Richard Linklater'ın Philadelphia sokaklarında Amy ile tanışıp dolaşmasından sonra çekmeye karar verdiği filmin benim için çok önemli bir yerde durduğunu söylemem lazım. 3-4 sene kadar oluyor, bir yaz akşamı saat 22 civarı televizyonu açtıktan sonra tren sesini duymamla televizyona odaklanmam bir olmuştu. Trende yabancı biriyle tanışıp, yabancı bir şehirde aşk yaşamak her zaman rastgeldiğimiz bir şey değildi ama film çok bizdendi. Bu muhteşem filmden o zamana kadar haberimin olmaması, ismini bile bilmiyor olmam ayrıca filmi izlemeden geçirdiğim onca sene aklıma geldikçe kötü oluyordum. Neyse ki şoku çabuk atlattım ve uzun zaman geçmeden filmi tekrar izleme fırsatı buldum. Sonra bir daha izledim, bir daha.. Olanlar hala rüya gibi geliyordu. Bana yapmak istediğim tek şeyin, interrailin umudunu veren bir rüya.

Richard Linklater filmde belden aşağıya çok yönlü çalışıyor. Yaptığı düpediz saygısızlık. Hem Viyana'ya hem Julie Delpy'ye hem Trenlere hem Ethan Hawke'ın tavırlarına hem de aşk'a aşık ediyor sizi. Diyalog dahisi Linklater yine çok şey anlatarak aslında tek bir şey anlatıyor, anlattığı malum. Zaten ilk bir kaç izleyişten sonra diyalogları hatırlamanız imkansız olacak. Filmin bir güzel yanı da bu aslında, sırf o diyalogları hatırlamak için bir süre sonra tekrar izlemek istiyorsunuz. 3-4 ay kafi. Ne kadar diyaloglara odaklanarak izleseniz de diyaloglardan ziyade sahneler kalıyor aklınızda. Tramway, isimsiz ölüler mezarlığı, falcı, nehirdeki evsiz şair, dolap sahneleri, müzik odası sahnesi.. ah o kısacık müzik odası sahnesi yok mu. Onlar gözlerini birbirinden kaçırırlar, ben mahvolurum o 1.5 dakikada.
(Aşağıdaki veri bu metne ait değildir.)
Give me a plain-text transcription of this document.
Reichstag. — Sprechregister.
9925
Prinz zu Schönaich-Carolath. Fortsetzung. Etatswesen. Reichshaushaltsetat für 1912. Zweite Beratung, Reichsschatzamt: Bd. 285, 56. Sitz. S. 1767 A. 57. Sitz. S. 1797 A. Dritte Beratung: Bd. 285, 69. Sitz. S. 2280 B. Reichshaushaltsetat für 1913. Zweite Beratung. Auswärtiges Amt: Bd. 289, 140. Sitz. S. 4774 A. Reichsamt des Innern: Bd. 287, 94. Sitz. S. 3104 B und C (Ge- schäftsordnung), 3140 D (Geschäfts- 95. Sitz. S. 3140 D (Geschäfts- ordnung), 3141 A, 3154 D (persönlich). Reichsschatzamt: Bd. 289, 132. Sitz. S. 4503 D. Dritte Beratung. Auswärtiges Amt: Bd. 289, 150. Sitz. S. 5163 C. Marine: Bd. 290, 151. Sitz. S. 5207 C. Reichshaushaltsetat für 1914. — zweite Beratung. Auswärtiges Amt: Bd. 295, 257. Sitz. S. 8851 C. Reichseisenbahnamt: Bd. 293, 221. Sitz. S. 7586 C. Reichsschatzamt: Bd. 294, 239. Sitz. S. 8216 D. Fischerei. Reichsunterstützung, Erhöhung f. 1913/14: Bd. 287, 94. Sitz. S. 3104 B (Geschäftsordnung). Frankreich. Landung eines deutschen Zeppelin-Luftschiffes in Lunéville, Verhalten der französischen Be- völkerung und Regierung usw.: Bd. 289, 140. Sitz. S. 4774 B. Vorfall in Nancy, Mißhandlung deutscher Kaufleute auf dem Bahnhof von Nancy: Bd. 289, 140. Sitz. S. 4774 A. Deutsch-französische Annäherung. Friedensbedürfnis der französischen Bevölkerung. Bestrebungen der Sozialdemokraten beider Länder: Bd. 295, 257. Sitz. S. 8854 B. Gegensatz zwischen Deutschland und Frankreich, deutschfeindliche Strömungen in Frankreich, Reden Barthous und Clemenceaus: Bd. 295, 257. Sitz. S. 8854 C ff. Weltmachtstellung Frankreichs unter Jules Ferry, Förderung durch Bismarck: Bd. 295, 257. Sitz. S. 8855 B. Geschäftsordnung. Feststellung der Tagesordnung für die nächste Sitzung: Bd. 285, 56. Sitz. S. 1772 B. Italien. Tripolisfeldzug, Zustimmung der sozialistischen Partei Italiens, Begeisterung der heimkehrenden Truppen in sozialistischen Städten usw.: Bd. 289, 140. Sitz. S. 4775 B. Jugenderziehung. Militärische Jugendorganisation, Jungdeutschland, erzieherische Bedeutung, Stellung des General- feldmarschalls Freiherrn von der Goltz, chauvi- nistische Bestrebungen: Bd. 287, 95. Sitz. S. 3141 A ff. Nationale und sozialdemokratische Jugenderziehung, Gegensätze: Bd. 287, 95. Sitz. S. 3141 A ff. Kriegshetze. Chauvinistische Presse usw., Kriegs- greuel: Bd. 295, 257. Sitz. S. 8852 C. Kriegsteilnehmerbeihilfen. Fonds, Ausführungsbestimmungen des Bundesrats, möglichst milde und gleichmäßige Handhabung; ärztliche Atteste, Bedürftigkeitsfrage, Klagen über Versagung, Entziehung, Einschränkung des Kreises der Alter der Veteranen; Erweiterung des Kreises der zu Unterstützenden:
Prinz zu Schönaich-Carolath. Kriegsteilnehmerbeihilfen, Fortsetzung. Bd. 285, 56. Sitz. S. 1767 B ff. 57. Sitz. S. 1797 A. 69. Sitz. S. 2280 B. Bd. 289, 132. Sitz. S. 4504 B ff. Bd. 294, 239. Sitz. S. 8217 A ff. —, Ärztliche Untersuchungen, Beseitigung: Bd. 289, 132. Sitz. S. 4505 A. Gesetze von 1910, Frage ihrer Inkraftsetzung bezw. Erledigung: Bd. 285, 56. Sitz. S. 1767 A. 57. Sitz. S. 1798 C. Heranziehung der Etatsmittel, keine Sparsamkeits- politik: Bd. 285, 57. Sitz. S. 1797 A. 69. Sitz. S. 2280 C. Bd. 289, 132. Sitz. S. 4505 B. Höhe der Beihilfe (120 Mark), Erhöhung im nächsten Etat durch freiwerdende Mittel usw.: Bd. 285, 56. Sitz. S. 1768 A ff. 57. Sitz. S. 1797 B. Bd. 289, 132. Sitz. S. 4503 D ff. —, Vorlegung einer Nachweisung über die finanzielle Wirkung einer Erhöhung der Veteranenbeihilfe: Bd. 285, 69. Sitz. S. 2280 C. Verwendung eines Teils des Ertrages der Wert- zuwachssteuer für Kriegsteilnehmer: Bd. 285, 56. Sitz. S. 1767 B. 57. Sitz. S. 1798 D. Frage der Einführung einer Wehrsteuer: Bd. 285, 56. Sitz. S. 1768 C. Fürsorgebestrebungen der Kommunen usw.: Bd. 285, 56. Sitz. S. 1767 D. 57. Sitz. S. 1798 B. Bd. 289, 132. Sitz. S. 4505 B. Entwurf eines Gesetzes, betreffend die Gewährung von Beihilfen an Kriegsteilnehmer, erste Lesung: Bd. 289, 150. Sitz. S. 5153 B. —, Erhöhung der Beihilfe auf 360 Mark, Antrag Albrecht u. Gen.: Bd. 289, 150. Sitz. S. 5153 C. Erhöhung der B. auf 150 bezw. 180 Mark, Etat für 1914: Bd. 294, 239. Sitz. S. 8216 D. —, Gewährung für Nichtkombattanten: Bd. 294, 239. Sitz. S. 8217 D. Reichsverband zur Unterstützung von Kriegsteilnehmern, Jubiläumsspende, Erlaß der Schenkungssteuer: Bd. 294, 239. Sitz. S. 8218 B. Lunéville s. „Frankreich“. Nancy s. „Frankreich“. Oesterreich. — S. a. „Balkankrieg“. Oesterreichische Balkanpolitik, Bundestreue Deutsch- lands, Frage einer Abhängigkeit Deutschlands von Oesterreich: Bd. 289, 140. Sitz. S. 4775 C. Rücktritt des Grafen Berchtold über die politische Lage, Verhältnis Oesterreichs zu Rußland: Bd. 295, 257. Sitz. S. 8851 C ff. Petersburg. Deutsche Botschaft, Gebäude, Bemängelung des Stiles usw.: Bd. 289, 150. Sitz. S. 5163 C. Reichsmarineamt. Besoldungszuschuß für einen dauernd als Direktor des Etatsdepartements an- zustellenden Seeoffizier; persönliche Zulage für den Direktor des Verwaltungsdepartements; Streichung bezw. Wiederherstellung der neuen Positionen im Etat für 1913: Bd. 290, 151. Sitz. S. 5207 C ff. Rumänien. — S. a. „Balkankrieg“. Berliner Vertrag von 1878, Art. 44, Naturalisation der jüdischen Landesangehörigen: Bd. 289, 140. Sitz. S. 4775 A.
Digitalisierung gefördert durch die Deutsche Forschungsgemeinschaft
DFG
Nasıl gerçek bir sahnedir o ? Utangaçlık, güvensizlik, korku, aşk hepsi aynı sahnede. İşin ilginci filmin en güzel sahnesi ve diyalog yok. Sadece müzik var.

Kısaca, en sevdiğim film. Sinemasal, teknik, anlatım, biçim vs. olarak daha iyileri yapılmış mıdır ? Bilmem. Ruh olarak daha iyisi yapılmamıştır bana göre. Bir film geleceğimi çizeceksek o bu olacaktır. Lakin, O güzel kızı tavlayan Jesse benim süper kahramanımdır, idolümdür. O avrupalı, cazibeli, bilgili Celine ulaşılamayacak aşkımdır. Viyana en az bir günümü geçirmem gereken, sokaklarında yürürken sebepsizce ağlamam gereken, hayal dünyamın başkentidir. Tren ile avrupayı dolaşmak umudumdur ve hayatımdaki yegane amacımdır.

Aşk ? Bilmiyorum. Ama Ethan Hawke'a "Bu filmin çekimleri sırasında Julie'ye gerçekten aşık olmadın mı ?" diye sormak isterdim.